Education2 min read·Updated March 9, 2026

Test-Taking Strategies: How to Maximize Your Score

Proven strategies for multiple choice, essay, and math exams — including time management, elimination techniques, and anxiety reduction.

Share:
Advertisement

Before the Exam

  • Review what counts: Verify the exact topics covered and question types. Professors often drop hints in review sessions.
  • Practice past exams under timed conditions: The most predictive preparation activity. Timing pressure and format familiarity are skills that require practice.
  • Sleep: Pulling an all-nighter reduces memory consolidation and cognitive function by 20–40%. One good night of sleep before an exam outperforms 4 hours of extra cramming.
  • Eat and hydrate: Glucose supports working memory.
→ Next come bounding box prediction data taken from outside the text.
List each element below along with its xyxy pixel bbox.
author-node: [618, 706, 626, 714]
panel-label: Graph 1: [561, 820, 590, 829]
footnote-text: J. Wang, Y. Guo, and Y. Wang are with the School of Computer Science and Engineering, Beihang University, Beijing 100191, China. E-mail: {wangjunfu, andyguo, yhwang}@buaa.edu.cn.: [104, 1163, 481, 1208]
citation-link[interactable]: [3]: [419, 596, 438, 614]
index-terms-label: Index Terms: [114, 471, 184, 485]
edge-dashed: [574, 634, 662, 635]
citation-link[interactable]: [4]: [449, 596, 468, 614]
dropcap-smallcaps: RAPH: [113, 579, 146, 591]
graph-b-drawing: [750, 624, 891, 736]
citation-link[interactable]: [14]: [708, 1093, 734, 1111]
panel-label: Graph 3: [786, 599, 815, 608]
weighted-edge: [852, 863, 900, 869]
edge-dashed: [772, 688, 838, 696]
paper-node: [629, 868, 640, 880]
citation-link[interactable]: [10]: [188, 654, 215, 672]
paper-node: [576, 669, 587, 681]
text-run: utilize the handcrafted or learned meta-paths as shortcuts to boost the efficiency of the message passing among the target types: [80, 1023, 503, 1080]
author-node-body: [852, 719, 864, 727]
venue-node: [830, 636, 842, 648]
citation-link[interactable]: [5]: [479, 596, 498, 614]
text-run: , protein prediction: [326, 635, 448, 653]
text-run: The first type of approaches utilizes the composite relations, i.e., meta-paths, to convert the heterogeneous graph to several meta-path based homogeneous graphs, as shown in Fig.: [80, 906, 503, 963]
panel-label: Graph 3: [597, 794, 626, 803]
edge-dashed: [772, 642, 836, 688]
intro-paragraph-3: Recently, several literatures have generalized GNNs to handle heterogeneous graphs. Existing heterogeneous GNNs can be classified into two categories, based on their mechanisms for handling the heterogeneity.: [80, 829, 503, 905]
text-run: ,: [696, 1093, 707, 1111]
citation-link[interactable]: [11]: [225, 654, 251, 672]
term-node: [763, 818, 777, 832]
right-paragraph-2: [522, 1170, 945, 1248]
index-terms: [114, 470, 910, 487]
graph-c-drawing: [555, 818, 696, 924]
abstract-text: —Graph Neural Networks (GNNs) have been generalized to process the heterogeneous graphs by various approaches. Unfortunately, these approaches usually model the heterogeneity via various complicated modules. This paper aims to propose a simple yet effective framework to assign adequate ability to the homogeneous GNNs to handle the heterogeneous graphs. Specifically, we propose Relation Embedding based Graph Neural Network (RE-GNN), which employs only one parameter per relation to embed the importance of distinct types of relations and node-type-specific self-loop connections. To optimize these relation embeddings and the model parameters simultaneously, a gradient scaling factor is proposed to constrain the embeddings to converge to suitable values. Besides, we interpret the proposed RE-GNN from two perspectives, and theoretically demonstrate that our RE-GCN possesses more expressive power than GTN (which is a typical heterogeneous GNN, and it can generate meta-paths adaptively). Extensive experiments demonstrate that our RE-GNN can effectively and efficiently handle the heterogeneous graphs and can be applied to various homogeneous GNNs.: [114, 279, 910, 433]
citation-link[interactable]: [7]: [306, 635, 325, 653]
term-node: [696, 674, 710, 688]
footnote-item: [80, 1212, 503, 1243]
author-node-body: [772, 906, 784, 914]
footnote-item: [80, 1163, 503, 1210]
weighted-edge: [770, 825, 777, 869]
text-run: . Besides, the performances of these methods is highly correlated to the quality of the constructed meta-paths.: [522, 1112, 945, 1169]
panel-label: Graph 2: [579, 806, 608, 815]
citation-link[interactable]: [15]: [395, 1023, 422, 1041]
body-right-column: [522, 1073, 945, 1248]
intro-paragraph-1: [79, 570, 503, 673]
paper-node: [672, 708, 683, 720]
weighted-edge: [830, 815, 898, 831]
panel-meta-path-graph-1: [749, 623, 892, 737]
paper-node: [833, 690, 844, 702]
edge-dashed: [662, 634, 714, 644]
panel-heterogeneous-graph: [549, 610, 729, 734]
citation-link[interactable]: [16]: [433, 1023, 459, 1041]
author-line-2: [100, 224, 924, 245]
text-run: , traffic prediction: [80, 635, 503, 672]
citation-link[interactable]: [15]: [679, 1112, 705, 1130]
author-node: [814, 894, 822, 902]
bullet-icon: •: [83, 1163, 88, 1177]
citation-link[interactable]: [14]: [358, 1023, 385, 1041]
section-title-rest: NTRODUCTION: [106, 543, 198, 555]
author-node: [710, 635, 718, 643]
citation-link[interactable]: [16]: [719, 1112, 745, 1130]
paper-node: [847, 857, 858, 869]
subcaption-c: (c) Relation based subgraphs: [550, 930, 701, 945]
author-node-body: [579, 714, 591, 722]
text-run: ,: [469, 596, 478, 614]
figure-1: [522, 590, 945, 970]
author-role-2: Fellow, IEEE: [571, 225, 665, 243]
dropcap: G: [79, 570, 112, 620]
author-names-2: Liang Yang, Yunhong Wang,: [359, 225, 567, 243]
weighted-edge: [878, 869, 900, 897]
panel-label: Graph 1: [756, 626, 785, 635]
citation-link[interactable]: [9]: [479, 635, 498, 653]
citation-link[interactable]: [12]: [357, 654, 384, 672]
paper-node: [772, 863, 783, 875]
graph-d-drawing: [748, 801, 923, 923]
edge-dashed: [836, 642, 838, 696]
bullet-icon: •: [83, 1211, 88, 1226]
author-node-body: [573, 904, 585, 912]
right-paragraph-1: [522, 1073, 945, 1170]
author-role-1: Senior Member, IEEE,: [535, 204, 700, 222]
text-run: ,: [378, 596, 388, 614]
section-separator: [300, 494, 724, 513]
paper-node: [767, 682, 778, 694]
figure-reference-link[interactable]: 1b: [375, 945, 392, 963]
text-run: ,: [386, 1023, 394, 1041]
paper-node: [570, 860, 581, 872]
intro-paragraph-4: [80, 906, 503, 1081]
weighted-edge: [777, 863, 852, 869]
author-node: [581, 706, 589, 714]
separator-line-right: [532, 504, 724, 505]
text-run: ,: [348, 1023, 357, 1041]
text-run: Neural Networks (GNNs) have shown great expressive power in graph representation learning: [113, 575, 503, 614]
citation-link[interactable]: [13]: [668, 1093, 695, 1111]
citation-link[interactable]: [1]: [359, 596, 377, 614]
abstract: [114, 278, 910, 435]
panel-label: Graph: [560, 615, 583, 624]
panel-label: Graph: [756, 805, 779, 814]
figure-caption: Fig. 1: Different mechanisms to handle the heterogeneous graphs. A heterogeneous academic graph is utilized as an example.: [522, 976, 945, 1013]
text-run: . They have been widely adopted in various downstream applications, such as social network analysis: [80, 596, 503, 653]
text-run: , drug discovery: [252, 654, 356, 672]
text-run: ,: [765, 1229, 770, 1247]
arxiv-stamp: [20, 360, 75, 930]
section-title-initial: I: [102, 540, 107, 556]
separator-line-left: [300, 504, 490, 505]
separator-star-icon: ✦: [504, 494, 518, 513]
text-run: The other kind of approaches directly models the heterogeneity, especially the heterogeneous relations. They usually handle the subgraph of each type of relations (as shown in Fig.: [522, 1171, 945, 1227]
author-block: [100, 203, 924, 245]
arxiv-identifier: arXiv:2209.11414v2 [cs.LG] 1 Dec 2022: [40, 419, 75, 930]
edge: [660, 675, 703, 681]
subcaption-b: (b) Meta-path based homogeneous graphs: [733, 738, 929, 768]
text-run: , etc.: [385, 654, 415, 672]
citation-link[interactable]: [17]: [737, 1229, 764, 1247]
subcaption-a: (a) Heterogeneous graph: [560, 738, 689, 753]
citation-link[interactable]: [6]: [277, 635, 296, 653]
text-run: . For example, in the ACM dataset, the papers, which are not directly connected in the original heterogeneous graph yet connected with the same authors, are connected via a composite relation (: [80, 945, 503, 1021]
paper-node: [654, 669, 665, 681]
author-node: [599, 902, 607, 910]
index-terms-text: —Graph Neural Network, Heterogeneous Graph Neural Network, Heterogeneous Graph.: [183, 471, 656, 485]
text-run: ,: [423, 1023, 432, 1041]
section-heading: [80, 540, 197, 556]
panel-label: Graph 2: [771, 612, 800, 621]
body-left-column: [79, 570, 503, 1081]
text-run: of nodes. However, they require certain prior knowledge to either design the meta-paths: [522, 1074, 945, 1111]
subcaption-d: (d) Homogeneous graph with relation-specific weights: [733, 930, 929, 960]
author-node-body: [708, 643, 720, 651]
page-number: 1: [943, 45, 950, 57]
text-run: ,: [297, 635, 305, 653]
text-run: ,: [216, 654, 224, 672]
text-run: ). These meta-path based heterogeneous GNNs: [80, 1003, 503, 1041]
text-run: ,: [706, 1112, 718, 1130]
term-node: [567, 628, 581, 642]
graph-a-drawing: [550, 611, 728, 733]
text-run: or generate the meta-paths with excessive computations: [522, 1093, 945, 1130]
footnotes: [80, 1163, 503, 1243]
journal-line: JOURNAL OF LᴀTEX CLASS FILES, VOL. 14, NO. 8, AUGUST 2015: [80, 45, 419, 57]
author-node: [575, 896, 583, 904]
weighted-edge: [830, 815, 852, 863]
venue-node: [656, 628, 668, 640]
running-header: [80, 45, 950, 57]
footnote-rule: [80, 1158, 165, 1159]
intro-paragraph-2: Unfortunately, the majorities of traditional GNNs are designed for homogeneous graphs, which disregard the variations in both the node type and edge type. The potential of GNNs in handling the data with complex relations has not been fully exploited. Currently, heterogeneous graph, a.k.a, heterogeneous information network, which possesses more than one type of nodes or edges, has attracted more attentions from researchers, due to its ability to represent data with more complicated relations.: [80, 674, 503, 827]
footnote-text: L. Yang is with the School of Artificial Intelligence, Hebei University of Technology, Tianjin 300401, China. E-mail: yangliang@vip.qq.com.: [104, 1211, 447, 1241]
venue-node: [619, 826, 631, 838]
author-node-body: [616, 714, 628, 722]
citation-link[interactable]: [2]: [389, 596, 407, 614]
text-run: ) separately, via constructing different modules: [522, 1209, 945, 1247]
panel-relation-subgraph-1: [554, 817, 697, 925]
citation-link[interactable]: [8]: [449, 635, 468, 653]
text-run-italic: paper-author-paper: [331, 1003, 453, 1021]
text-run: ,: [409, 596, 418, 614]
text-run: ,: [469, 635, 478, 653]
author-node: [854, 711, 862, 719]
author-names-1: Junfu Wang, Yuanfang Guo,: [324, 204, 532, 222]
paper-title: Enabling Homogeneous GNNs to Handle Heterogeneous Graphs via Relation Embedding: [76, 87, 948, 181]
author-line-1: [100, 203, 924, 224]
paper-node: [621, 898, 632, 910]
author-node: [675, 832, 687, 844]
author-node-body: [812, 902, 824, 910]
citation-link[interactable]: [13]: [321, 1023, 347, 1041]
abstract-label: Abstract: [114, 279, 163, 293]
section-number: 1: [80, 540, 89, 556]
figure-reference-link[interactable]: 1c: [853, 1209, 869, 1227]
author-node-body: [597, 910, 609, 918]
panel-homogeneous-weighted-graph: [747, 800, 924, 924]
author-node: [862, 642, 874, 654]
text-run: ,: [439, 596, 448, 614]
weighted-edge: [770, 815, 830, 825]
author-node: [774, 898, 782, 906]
Don't fast before a high-stakes exam.

Multiple Choice Strategies

  • Read the question before the answers: Form your expected answer before looking at choices to avoid anchoring on wrong options.
  • Eliminate obviously wrong answers: Getting from 4 to 2 choices takes a 25% guess to 50%.
  • Flag and return: Skip difficult questions, complete the rest, then return. Later questions often contain context clues.
  • "All of the above" / "None of the above": If two choices are both correct, "all of the above" is likely right.

Essay Exams

Spend 5 minutes outlining before writing — students who outline produce higher-scoring essays even with less total writing time. Start with your thesis statement. Use the classic structure: claim → evidence → analysis → conclusion. Professors grade on argument clarity and evidence more than length.

Managing Test Anxiety

Reframe anxiety as excitement — the physiological symptoms are identical (elevated HR, alertness). Brief journaling about worries before an exam reduces anxiety's cognitive load by "downloading" worries onto paper. Box breathing (4 counts in, 4 hold, 4 out) during the exam activates the parasympathetic nervous system.

Advertisement

Frequently Asked Questions

Should I change my first answer on a multiple choice test?

Yes, if you have a specific reason. Research shows changing answers improves scores more often than it hurts — the 'don't change your first answer' advice is a myth. Change if you realize you misread the question or remember relevant information.

How should I allocate time on an essay exam?

Roughly proportional to point value. If a 3-part essay is worth 30/40/30 points, allocate time proportionally. Always leave 5 minutes at the end to review. Partially answering all questions beats fully answering half if time runs short.